Compton Castle a 1910 paddle-steamer built at Falmouth, is likely to be moored soon on the Truro river as a floating restaurant and public house.

Carrick District Council has given a sub-committee power to act on an amended application to more the craft near the balustrade at Lemon Quay Truro.

This will put the ship near the sluice gates at the head of the river and will mean the Compton Castle in order to reach its mooring would have to pass under the road bridge -a tricky problem involving removal of the mast, funnel and one of the paddle boxes and paddle.

The river bank will also have to be reinforced to take the mooring and a foundation will have to be built to support the weight of the boat at low tide.

Mr Charles Penrose said the proposal was essential to Truro as a tourist enterprise Carrick council will be asking for a bond to cover the cost of removing the craft should the venture fail and Truro be left with a rusting hulk.

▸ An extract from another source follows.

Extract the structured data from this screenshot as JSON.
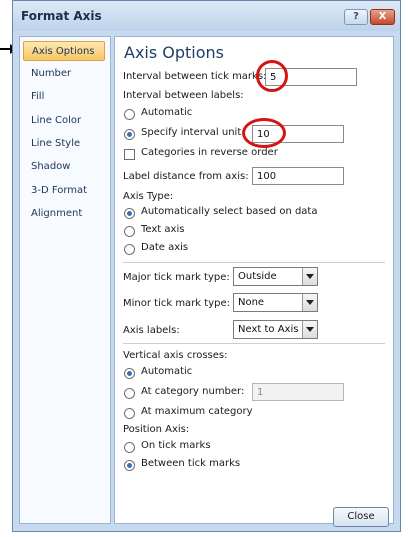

The Compton Castle is probably the last of her kind and her original steam powered engines are still in her.

Plans to torpedo floating night life

Publicans are to fight tooth and nail against a plan to bring floating night life to Truro.

Planning has already been agreed for an 80 year old paddle steamer to become a floating pub and restaurant.

But local pub landlords have engaged solicitors to fight a licence application for the venture.

Mr Mike Robson of The Globe,who is dealing with the application for the local L V A said every pub tenant in the city had signed a letter of opposition.

Al Heffer of the Navy Arms doubted if the plan would even get off the ground. He said the promoters of the idea had twice applied for a licence, and the applications had been withdrawn.

"The next one is on March 2 and our solicitor will be there to oppose it” he said.

Also opposing the scheme, and representing a number of other Truro residents, is retired seaman Mr John Cockle. He telephoned the harbour master at Salcombe in Devon where the steamer had previously been moored.

" He told me she had sunk at her moorings while she was being used as a floating tearoom some years ago" he said.

The floating pub is being promoted by a local businessman Mr David Worlledge who refuted the idea that the steamer could end up as a rusting hulk.